Anyone who has ever been a child or had a child who, after being asked to do something he or she does not want to do, finally stomps away saying, “Fine! Fine! Fine! I’ll do it” knows the difference between begrudging obedience and adoring acquiescence. Getting your child or your sluggish self to obey is not nearly as hard as getting your child or your self to obey with a happy heart.
Acquiescence means compliance, agreement or consent without objection. And while I am familiar with the word, I am not as familiar with the natural practice in my own heart or home.
Humanity is naturally self-protecting, quickly claiming our rights for fear of being injured, harmed, forgotten, or overtaken. And that makes sense because we live in broken bodies within broken families within broken societies within a broken world. I am not saying that we and the world are all evil, just that every good in us and around us is tainted and vulnerable.
Reading the Bible can often be encouraging and uplifting, but the flip side to that coin is that reading the Bible can also be disconcerting and uncomfortable. There are time when what the Bible is saying can be received smooth as silk, soft to the touch and application. But there are also times when what we read goes against the grain of our tendencies and culture, leaving us with little splinters under our skin. These splinters of truth that were not welcome or invited have a way of lodging themselves in us, bothering us, trying to get our attention.
I was splintered by Philippans 2 this week. In this section of his letter, Paul talks about concepts that come with strong negative connotations in our culture: submission, laying down rights, and emptying ourselves.
Paul writes to his friends, “Have this attitude in yourselves which was also in Christ Jesus, who, although He existed in the form of God, did not consider equality with God something to be grasped, but emptied Himself, taking the form of a bond-servant, and being made in the likeness of men.”
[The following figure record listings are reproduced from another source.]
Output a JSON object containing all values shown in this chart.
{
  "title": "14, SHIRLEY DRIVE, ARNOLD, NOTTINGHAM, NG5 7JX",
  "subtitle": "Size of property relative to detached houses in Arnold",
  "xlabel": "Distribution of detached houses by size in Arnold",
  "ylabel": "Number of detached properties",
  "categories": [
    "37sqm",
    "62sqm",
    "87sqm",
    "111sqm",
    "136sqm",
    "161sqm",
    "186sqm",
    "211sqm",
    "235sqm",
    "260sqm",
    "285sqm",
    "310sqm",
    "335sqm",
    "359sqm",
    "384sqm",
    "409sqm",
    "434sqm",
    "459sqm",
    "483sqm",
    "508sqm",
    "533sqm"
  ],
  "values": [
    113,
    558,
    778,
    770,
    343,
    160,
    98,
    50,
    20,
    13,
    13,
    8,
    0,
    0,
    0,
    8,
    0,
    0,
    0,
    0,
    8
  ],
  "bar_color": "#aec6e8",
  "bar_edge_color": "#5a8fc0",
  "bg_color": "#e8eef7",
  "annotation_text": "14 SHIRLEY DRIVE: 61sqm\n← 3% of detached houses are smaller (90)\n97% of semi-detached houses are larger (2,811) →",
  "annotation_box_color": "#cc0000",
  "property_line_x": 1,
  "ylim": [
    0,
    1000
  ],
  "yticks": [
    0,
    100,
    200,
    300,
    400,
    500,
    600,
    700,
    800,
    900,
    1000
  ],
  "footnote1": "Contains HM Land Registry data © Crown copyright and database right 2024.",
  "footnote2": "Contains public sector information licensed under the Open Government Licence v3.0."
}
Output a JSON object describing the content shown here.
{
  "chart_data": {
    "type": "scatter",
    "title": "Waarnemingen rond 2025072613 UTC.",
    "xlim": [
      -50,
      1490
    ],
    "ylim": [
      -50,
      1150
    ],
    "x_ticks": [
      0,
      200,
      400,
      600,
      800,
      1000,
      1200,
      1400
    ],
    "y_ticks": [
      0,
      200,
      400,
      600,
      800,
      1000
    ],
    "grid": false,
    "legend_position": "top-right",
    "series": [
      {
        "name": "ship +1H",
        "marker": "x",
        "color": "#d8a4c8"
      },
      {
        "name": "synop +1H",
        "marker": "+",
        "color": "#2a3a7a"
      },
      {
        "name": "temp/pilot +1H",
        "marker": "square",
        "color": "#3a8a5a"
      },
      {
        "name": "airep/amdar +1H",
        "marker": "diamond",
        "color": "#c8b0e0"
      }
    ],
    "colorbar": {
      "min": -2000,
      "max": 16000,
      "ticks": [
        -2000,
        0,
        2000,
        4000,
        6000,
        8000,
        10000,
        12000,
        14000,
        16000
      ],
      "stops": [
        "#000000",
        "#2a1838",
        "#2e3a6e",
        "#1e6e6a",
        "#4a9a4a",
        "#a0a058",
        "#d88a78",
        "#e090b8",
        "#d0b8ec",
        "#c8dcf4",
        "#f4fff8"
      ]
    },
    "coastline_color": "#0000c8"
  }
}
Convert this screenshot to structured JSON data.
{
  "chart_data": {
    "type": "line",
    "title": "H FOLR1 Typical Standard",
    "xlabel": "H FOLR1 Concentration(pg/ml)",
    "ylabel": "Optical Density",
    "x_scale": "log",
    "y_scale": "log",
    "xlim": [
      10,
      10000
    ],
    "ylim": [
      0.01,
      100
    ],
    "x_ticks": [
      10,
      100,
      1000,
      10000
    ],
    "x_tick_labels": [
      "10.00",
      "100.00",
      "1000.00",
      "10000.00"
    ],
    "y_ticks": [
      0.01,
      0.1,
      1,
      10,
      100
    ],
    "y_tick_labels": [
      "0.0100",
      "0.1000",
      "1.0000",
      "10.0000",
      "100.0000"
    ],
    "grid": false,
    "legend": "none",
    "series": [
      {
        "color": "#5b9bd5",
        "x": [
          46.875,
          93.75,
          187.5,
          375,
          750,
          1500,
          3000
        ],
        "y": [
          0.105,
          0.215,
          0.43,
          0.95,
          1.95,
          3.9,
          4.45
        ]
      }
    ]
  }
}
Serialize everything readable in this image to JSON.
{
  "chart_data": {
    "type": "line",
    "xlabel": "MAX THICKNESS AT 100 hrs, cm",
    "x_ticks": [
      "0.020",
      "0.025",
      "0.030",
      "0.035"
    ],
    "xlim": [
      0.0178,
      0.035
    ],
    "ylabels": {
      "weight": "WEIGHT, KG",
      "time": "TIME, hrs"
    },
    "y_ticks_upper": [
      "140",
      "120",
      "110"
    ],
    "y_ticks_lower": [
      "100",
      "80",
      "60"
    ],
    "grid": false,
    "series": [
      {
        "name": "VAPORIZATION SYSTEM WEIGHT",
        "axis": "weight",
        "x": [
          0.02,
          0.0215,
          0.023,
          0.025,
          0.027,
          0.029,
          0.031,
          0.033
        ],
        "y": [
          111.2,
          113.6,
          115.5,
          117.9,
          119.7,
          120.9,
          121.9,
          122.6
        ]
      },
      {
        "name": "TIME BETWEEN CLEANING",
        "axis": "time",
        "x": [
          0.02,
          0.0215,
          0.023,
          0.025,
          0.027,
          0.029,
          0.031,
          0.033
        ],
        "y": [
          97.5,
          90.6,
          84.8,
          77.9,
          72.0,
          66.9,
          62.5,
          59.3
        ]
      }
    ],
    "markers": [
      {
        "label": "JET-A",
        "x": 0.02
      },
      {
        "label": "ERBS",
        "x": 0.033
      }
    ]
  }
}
That sounds like pretty poetry, a beautiful thing for a card or a print to hang on your wall; however, when I think about actually modeling, practicing, and applying these concepts in real life with messy people, I cringe.
It seems that Paul is saying to us, “The core of the Christian’s existence is Jesus. And Jesus’ mode of operation was to lay down His rights, not claim them.” And if anyone had rights to claim on earth, it was Jesus. After all, He spoke the words that created and swirled the blue seas and the green land masses into the familiar form of planet Earth. He had “friends in high places.” But Paul said that Jesus, though being coequal with God in essential nature, did not consider that status, those rights something to be wielded like a sword. The Greek word translated “grasped” is harpagmos, which means “to seize by an open display of power or force” and as a noun is translated spoil or plunder (think pirate’s booty, not the tasty semi-organic snack, the actual stolen treasure).
Jesus had every right to seize, claim and use his power and position, yet the thrust of His life was to empty Himself. The Greek word for empty, kenoo, means to render void, to empty, to be without recognition,
Again, it sounds so pretty and poetic, but when reading with an eye toward application, it sounds excruciating and unnatural. A text like this begs the questions, “How did Jesus do that? Why did He do that? How in the world am I expected to do that?”
Jesus wasn’t doing this simply to be self-effacing; he didn’t obey in a begrudging manner. He was submitting Himself into the hands and plans of a Perfect Father whom He trusted entirely. His heart was set on adoring acquiescence to His dad who He knew had a plan and the power to fulfill that plan.
The Bible is quite clear that the Christian life is one marked by the laying down of rights, not in an ascetic way, but in a way that trusts a loving Father to do the protecting and providing. It is simple, but it is not easy.
Everyday I am faced, we are faced with opportunities, both large and small and commonplace and dramatic, to either seize our rights or submit to our Father in trust. The only way that we will ever make any traction in learning to lay down our rights rather than claiming them is to know the heart of the Father to whom we are submitting.
The first step is to know how deep and high and wide and long is the love of this Father who promises to protect and provide for us. The only starting place is His abounding love. As our hearts are filled with this unconditional love, we naturally seek to empty them.